При этом не необходимо, чтобы определенное число было прямо известно и было названо, дабы высказать суждение со «всё». Если зал стал пустым и я говорю: «все вышли», – то мне незачем знать их число; достаточно того, что никто там не остался, что я пробегаю, следовательно, в мыслях ряд тех, кто там был, и теперь я знаю, что всякий отдельный человек, который был там, должен был также удалиться; что предикат, следовательно, не отсутствует ни в одном из них.

При помощи этого двойного отрицания вообще всегда пробегается это «всё». Оно исходит из допущения возможной разницы между одним и другим числом, т. е. из вопроса: имеется ли какое исключение? «Всё» отрицает исключение. И каким бы образом я ни удостоверялся теперь, что исключения нет, – путем прямого пересчитывания или так, что я перебираю одно за другим и удостоверяюсь, что ничто не ускользает от меня, – я одинаково уверен в своем «всё». Поэтому формула nemo non, nullus non и т. д. является вполне первоначальной, а не есть какое-либо описание. Она вполне точно выражает тот процесс, какой я проделываю; a «omnes», напротив, является вторичным выражением.
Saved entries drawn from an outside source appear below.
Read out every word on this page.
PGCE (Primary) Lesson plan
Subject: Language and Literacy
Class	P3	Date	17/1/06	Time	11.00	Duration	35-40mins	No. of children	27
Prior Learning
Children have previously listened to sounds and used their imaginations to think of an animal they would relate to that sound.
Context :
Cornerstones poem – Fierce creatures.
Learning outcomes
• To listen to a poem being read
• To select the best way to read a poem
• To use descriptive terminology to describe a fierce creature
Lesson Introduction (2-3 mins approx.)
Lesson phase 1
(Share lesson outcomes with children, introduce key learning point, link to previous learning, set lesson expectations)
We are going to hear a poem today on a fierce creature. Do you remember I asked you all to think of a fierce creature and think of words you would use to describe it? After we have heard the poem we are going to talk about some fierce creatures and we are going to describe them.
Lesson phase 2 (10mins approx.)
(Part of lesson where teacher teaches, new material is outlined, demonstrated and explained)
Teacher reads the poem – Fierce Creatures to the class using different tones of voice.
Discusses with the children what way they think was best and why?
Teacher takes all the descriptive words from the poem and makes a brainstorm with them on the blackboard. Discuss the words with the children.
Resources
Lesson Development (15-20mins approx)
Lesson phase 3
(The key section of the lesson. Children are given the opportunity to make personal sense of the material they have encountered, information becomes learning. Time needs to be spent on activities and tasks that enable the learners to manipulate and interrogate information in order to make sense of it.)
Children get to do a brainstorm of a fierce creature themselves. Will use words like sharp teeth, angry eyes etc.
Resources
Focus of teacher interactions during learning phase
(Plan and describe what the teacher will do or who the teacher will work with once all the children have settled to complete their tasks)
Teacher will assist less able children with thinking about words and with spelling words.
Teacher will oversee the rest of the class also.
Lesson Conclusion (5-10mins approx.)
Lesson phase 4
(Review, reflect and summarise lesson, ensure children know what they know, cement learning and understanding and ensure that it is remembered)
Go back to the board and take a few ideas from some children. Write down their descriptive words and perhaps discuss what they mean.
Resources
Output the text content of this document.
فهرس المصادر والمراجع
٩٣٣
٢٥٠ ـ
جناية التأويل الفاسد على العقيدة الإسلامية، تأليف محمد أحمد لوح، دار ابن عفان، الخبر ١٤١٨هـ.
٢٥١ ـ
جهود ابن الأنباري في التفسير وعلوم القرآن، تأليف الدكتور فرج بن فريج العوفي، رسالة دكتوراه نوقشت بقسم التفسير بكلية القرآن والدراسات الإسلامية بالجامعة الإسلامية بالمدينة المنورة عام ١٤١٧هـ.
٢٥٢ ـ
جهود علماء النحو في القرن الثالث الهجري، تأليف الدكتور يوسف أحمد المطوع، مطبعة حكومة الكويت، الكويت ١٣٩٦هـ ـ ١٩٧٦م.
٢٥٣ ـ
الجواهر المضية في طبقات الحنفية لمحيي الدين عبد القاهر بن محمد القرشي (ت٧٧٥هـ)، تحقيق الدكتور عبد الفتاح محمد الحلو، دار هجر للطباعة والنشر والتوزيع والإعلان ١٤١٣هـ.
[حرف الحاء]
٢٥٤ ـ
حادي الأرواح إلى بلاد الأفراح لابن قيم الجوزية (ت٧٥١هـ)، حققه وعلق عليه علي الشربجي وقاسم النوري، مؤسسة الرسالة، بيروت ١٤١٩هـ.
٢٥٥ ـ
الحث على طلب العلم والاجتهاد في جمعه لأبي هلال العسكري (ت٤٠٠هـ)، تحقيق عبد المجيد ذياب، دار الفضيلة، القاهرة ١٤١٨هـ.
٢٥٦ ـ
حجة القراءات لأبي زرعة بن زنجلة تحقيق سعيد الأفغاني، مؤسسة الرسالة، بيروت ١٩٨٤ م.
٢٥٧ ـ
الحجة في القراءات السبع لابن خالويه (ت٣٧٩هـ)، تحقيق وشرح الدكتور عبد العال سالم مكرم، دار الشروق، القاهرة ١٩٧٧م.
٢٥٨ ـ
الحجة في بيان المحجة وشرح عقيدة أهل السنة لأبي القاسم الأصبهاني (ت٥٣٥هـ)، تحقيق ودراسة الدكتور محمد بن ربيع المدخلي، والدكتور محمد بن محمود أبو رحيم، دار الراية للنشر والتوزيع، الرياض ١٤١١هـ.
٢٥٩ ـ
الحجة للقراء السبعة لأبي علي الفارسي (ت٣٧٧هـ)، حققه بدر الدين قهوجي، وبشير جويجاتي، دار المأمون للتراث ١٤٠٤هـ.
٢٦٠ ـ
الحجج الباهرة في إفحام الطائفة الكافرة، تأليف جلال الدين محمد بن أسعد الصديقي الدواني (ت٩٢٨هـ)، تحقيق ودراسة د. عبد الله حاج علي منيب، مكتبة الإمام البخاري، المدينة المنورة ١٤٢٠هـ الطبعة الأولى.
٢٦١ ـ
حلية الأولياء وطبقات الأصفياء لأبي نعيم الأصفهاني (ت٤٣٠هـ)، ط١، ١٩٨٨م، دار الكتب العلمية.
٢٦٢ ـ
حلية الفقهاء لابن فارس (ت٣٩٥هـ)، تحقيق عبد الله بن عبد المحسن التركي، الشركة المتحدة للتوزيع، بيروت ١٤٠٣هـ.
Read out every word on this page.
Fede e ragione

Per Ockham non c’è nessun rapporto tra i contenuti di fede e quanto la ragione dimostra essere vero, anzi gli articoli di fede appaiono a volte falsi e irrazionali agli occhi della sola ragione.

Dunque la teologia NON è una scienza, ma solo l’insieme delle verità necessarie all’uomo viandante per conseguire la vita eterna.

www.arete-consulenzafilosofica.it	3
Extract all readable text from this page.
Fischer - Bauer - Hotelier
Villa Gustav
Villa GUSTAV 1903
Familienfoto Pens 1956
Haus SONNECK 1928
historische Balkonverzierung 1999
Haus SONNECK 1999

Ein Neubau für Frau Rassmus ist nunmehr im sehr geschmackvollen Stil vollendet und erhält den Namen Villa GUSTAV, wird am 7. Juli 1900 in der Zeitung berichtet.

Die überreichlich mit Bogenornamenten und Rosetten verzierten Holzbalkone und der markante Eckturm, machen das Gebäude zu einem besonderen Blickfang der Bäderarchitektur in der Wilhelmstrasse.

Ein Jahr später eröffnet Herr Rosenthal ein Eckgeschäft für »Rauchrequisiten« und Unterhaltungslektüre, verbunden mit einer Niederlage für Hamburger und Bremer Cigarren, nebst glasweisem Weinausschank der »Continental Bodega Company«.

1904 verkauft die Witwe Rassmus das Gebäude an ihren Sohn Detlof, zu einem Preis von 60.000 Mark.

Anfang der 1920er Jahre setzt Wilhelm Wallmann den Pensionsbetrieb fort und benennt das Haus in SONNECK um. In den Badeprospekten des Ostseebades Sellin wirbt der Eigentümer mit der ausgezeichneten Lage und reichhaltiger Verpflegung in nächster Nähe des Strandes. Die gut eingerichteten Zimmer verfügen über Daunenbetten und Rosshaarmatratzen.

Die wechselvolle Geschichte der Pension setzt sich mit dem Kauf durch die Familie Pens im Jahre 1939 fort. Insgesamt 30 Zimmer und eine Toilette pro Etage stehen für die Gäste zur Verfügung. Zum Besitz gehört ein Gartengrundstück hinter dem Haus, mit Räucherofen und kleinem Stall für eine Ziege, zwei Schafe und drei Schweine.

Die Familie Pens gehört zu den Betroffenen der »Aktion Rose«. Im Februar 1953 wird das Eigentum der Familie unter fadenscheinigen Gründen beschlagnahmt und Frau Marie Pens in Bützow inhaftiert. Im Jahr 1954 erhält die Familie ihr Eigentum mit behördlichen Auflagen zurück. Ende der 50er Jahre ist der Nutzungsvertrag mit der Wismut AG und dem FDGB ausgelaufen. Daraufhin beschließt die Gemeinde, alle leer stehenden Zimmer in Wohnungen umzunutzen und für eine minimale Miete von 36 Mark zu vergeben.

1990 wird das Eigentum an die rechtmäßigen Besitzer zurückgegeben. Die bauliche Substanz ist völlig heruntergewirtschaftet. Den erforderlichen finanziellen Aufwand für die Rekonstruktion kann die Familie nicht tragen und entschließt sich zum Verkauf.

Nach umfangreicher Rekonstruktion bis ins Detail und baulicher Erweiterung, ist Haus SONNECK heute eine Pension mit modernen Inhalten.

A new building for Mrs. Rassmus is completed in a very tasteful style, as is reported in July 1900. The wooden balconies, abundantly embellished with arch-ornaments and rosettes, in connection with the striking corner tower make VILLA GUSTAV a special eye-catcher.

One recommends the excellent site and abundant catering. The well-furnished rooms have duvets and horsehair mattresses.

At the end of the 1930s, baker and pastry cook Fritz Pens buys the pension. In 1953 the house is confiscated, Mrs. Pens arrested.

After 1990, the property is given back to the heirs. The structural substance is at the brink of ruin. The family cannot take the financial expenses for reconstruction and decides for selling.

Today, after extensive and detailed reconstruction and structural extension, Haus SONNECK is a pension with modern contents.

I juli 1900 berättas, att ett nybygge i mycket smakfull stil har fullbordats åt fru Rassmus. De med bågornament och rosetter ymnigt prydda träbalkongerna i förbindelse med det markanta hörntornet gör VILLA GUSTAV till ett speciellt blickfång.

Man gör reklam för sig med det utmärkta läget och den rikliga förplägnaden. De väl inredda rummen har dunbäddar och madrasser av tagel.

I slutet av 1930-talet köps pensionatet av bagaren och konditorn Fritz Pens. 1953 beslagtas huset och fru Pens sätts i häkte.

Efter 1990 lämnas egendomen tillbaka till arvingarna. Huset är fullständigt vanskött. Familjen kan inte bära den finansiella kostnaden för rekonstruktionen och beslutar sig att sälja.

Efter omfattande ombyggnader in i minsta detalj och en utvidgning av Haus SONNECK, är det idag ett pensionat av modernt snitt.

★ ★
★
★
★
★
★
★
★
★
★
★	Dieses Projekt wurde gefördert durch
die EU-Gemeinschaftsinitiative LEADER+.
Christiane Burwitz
2. Собственное утверждение, строго говоря, направляется теперь на «всё». Это последнее, с логической точки зрения, есть предикат, хотя грамматически оно и не является таковым. Суждение гласит: «те А, которые суть В суть все А». Что есть много А, – это заключается уже во множественном числе; что вообще имеются А, которые суть В, равным образом сополагается implicite. Но о чем должна идти речь, относительно чего поставлен вопрос, ответить на который должно суждение, – это есть «суть ли те А, которым принадлежат В все А, нет ли здесь какого-либо исключения?» (Там, где дело идет не о вещах, которые исчисляются в пространстве одновременно, а о состояниях или деятельностях, происходящих в различные моменты времени, – там то же самое имеет значение относительно «всегда» и «всякий раз».)


3. Отсюда ясно, что в суждении со «всё» по точному смыслу первоначально дело идет о единичных вещах, что эти единичные вещи должны быть налицо в определенном, ограниченном, исчислимом количестве и что только при этой предпосылке суждение со «всё» является адекватным выражением моей мысли.

Другими словами: «все А суть В» первоначально по точному смыслу есть лишь выражение эмпирической, т. е. путем фактического исчисления достижимой, всеобщности, и может высказываться лишь в отношении субъектов, которые даны в определенном исчислимом количестве и относительно которых в отдельности утверждается предикат. Оно есть выражение определенного, ограниченного сравнения данных случаев и предполагает, что прежде чем я могу утверждать суждение по отношению ко всем, я приобретаю относительного него уверенность по отношению к каждому единичному.


4. Как относятся теперь к этому суждения «все люди смертны», «все тела протяженны» и т. д.? Их смысл не тот, что совершающий акт суждения должен будто бы пробежать в отдельности и пересчитать всех людей и все тела, но тот, что все, что только ни есть «человек», что только ни есть «тело», имеет предикат «смертный» или «протяженный».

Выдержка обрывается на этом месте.